Districts take joint approach to stop illegal offal market
LAW enforcement officers from Minhang and Jiading districts have begun standing guard at their respective ends of Huajiang Bridge in a bid to stop an illegal pig offal market.
This follows food safety concerns as the offal has not been inspected, and complaints about basins of livers, kidneys, stomachs and intestines being sold on the bridge walkway.
In the past, efforts to crack down on the market were stymied by the bridge’s location between the two districts.
When Minhang law enforcement officers arrived, vendors would rush to the Jiading side. And if a Jiading team descended, they would head across to Minhang.
But now officials say they are working together.
On Tuesday, 78 officers from food security offices, urban management teams, traffic police departments and other governmental offices from Minhang’s Huacao Town and Jiading’s Jiangqiao Town raided the market.
More than a ton of offal was seized, Li Feng, an official with Huacao Town’s urban management team, told Shanghai Daily.

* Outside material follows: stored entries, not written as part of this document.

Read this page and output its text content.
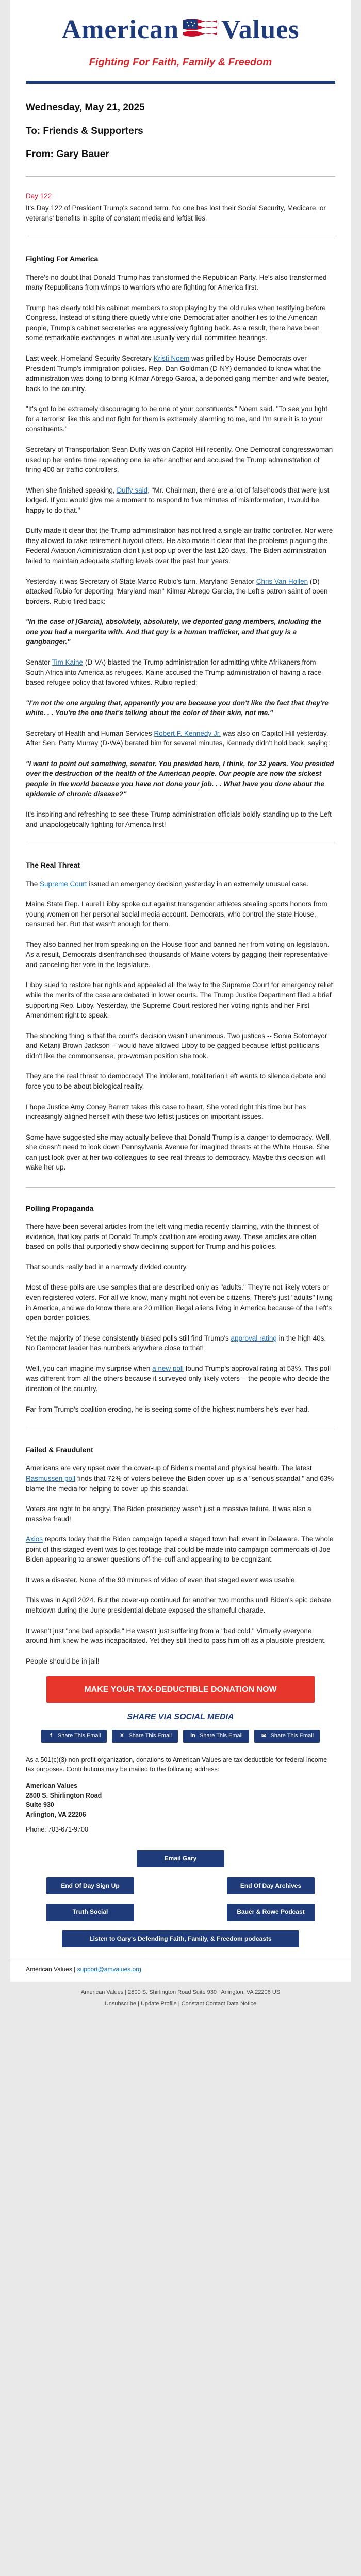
American Values
Fighting For Faith, Family & Freedom
Wednesday, May 21, 2025
To: Friends & Supporters
From: Gary Bauer
Day 122

It's Day 122 of President Trump's second term. No one has lost their Social Security, Medicare, or veterans' benefits in spite of constant media and leftist lies.

Fighting For America

There's no doubt that Donald Trump has transformed the Republican Party. He's also transformed many Republicans from wimps to warriors who are fighting for America first.

Trump has clearly told his cabinet members to stop playing by the old rules when testifying before Congress. Instead of sitting there quietly while one Democrat after another lies to the American people, Trump's cabinet secretaries are aggressively fighting back. As a result, there have been some remarkable exchanges in what are usually very dull committee hearings.

Last week, Homeland Security Secretary Kristi Noem was grilled by House Democrats over President Trump's immigration policies. Rep. Dan Goldman (D-NY) demanded to know what the administration was doing to bring Kilmar Abrego Garcia, a deported gang member and wife beater, back to the country.

"It's got to be extremely discouraging to be one of your constituents," Noem said. "To see you fight for a terrorist like this and not fight for them is extremely alarming to me, and I'm sure it is to your constituents."

Secretary of Transportation Sean Duffy was on Capitol Hill recently. One Democrat congresswoman used up her entire time repeating one lie after another and accused the Trump administration of firing 400 air traffic controllers.

When she finished speaking, Duffy said, "Mr. Chairman, there are a lot of falsehoods that were just lodged. If you would give me a moment to respond to five minutes of misinformation, I would be happy to do that."

Duffy made it clear that the Trump administration has not fired a single air traffic controller. Nor were they allowed to take retirement buyout offers. He also made it clear that the problems plaguing the Federal Aviation Administration didn't just pop up over the last 120 days. The Biden administration failed to maintain adequate staffing levels over the past four years.

Yesterday, it was Secretary of State Marco Rubio's turn. Maryland Senator Chris Van Hollen (D) attacked Rubio for deporting "Maryland man" Kilmar Abrego Garcia, the Left's patron saint of open borders. Rubio fired back:

"In the case of [Garcia], absolutely, absolutely, we deported gang members, including the one you had a margarita with. And that guy is a human trafficker, and that guy is a gangbanger."

Senator Tim Kaine (D-VA) blasted the Trump administration for admitting white Afrikaners from South Africa into America as refugees. Kaine accused the Trump administration of having a race-based refugee policy that favored whites. Rubio replied:

"I'm not the one arguing that, apparently you are because you don't like the fact that they're white. . . You're the one that's talking about the color of their skin, not me."

Secretary of Health and Human Services Robert F. Kennedy Jr. was also on Capitol Hill yesterday. After Sen. Patty Murray (D-WA) berated him for several minutes, Kennedy didn't hold back, saying:

"I want to point out something, senator. You presided here, I think, for 32 years. You presided over the destruction of the health of the American people. Our people are now the sickest people in the world because you have not done your job. . . What have you done about the epidemic of chronic disease?"

It's inspiring and refreshing to see these Trump administration officials boldly standing up to the Left and unapologetically fighting for America first!

The Real Threat

The Supreme Court issued an emergency decision yesterday in an extremely unusual case.

Maine State Rep. Laurel Libby spoke out against transgender athletes stealing sports honors from young women on her personal social media account. Democrats, who control the state House, censured her. But that wasn't enough for them.

They also banned her from speaking on the House floor and banned her from voting on legislation. As a result, Democrats disenfranchised thousands of Maine voters by gagging their representative and canceling her vote in the legislature.

Libby sued to restore her rights and appealed all the way to the Supreme Court for emergency relief while the merits of the case are debated in lower courts. The Trump Justice Department filed a brief supporting Rep. Libby. Yesterday, the Supreme Court restored her voting rights and her First Amendment right to speak.

The shocking thing is that the court's decision wasn't unanimous. Two justices -- Sonia Sotomayor and Ketanji Brown Jackson -- would have allowed Libby to be gagged because leftist politicians didn't like the commonsense, pro-woman position she took.

They are the real threat to democracy! The intolerant, totalitarian Left wants to silence debate and force you to be about biological reality.

I hope Justice Amy Coney Barrett takes this case to heart. She voted right this time but has increasingly aligned herself with these two leftist justices on important issues.

Some have suggested she may actually believe that Donald Trump is a danger to democracy. Well, she doesn't need to look down Pennsylvania Avenue for imagined threats at the White House. She can just look over at her two colleagues to see real threats to democracy. Maybe this decision will wake her up.

Polling Propaganda

There have been several articles from the left-wing media recently claiming, with the thinnest of evidence, that key parts of Donald Trump's coalition are eroding away. These articles are often based on polls that purportedly show declining support for Trump and his policies.

That sounds really bad in a narrowly divided country.

Most of these polls are use samples that are described only as "adults." They're not likely voters or even registered voters. For all we know, many might not even be citizens. There's just "adults" living in America, and we do know there are 20 million illegal aliens living in America because of the Left's open-border policies.

Yet the majority of these consistently biased polls still find Trump's approval rating in the high 40s. No Democrat leader has numbers anywhere close to that!

Well, you can imagine my surprise when a new poll found Trump's approval rating at 53%. This poll was different from all the others because it surveyed only likely voters -- the people who decide the direction of the country.

Far from Trump's coalition eroding, he is seeing some of the highest numbers he's ever had.

Failed & Fraudulent

Americans are very upset over the cover-up of Biden's mental and physical health. The latest Rasmussen poll finds that 72% of voters believe the Biden cover-up is a "serious scandal," and 63% blame the media for helping to cover up this scandal.

Voters are right to be angry. The Biden presidency wasn't just a massive failure. It was also a massive fraud!

Axios reports today that the Biden campaign taped a staged town hall event in Delaware. The whole point of this staged event was to get footage that could be made into campaign commercials of Joe Biden appearing to answer questions off-the-cuff and appearing to be cognizant.

It was a disaster. None of the 90 minutes of video of even that staged event was usable.

This was in April 2024. But the cover-up continued for another two months until Biden's epic debate meltdown during the June presidential debate exposed the shameful charade.

It wasn't just "one bad episode." He wasn't just suffering from a "bad cold." Virtually everyone around him knew he was incapacitated. Yet they still tried to pass him off as a plausible president.

People should be in jail!

MAKE YOUR TAX-DEDUCTIBLE DONATION NOW
SHARE VIA SOCIAL MEDIA
f	Share This Email	X Share This Email	in Share This Email	✉ Share This Email
As a 501(c)(3) non-profit organization, donations to American Values are tax deductible for federal income tax purposes. Contributions may be mailed to the following address:
American Values
2800 S. Shirlington Road
Suite 930
Arlington, VA 22206
Phone: 703-671-9700
Email Gary
End Of Day Sign Up	End Of Day Archives
Truth Social	Bauer & Rowe Podcast
Listen to Gary's Defending Faith, Family, & Freedom podcasts
American Values | support@amvalues.org
American Values | 2800 S. Shirlington Road Suite 930 | Arlington, VA 22206 US
Unsubscribe | Update Profile | Constant Contact Data Notice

“Now when we decide to launch an operation, we’ll tell officials from Jiangqiao Town so we can coordinate,” he said.
Another sign of the districts working together is the patrols at either end of the bridge.

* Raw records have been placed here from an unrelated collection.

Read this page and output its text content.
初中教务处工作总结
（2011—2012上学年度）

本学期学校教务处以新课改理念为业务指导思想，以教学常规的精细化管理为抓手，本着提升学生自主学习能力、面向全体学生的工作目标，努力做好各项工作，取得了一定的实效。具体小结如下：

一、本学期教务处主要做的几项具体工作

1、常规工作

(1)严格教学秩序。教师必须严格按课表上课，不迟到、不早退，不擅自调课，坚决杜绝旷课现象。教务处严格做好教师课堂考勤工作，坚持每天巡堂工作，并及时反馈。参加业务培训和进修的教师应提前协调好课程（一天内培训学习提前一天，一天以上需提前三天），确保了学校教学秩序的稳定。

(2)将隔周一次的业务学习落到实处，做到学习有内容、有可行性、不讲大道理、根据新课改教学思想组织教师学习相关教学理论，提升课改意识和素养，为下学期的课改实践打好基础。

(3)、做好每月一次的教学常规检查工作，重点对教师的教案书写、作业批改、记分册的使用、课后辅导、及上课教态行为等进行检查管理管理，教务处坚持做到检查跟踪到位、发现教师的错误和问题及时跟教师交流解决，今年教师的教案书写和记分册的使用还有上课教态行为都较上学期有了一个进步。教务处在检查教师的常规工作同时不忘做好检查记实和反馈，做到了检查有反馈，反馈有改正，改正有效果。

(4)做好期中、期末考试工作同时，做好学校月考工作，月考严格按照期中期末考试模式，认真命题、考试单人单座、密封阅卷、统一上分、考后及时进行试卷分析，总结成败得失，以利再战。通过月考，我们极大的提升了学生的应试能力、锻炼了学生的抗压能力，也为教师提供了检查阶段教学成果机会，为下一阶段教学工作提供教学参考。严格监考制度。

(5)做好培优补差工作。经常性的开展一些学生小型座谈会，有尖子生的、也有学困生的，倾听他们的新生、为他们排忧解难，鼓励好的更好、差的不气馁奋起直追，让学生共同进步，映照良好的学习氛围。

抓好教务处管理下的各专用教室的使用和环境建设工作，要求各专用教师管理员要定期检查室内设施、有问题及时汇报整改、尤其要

Around 15 officers from each district will patrol the bridge between midnight and 6am, when most vendors do business, to prevent the market resuming.

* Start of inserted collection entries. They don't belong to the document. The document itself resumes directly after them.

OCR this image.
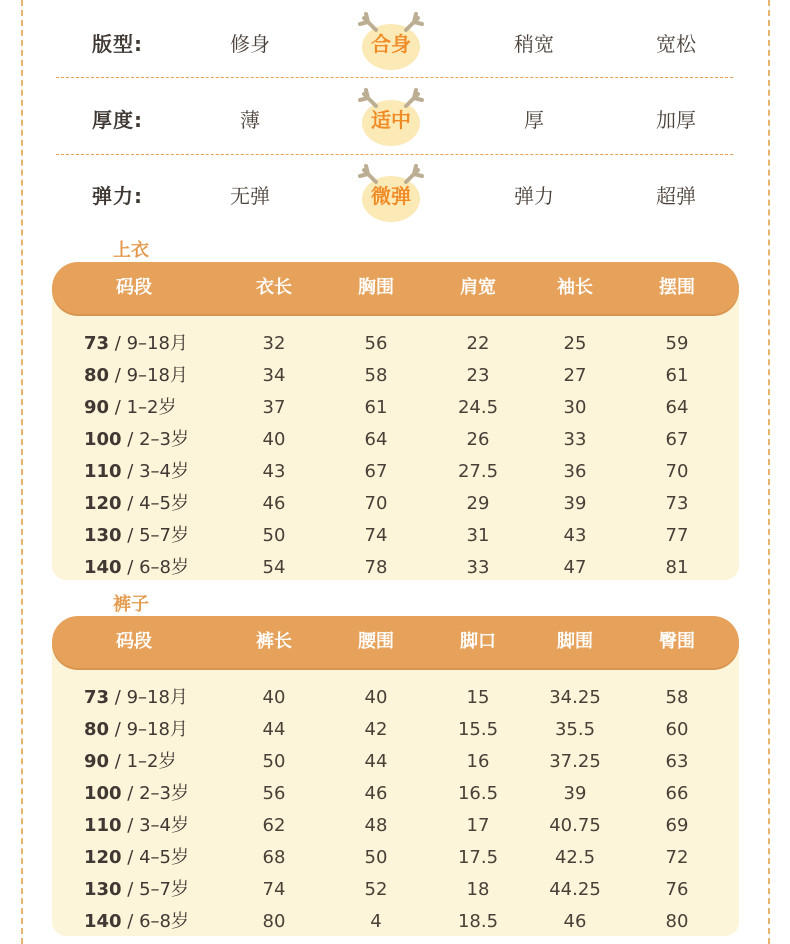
版型:	修身	合身	稍宽	宽松
厚度:	薄	适中	厚	加厚
弹力:	无弹	微弹	弹力	超弹
上衣
码段	衣长	胸围	肩宽	袖长	摆围
73 / 9–18月	32	56	22	25	59
80 / 9–18月	34	58	23	27	61
90 / 1–2岁	37	61	24.5	30	64
100 / 2–3岁	40	64	26	33	67
110 / 3–4岁	43	67	27.5	36	70
120 / 4–5岁	46	70	29	39	73
130 / 5–7岁	50	74	31	43	77
140 / 6–8岁	54	78	33	47	81
裤子
码段	裤长	腰围	脚口	脚围	臀围
73 / 9–18月	40	40	15	34.25	58
80 / 9–18月	44	42	15.5	35.5	60
90 / 1–2岁	50	44	16	37.25	63
100 / 2–3岁	56	46	16.5	39	66
110 / 3–4岁	62	48	17	40.75	69
120 / 4–5岁	68	50	17.5	42.5	72
130 / 5–7岁	74	52	18	44.25	76
140 / 6–8岁	80	4	18.5	46	80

“We will try a week first and reduce the number of officers if vendors don’t return,” Li said.
However, some offal dealers are bypassing the ban by selling from their minivans on nearby roads.
“It’s hard for us to block them, though we’ve set up inspection points in the area,” said Li.
The offal is said to come from small slaughterhouses in Shanghai and neighboring Jiangsu Province.
Li says the only way to stop the trade is to halt this source.
“These slaughterhouses should be regulated to sell the offal in legal ways, with official inspection certificates,” he said.
Pig offal sold without inspection presents risks from pesticide residue, excessive heavy metal, viruses and bacteria, said officials.
The city’s food security administration is also investigating the problem.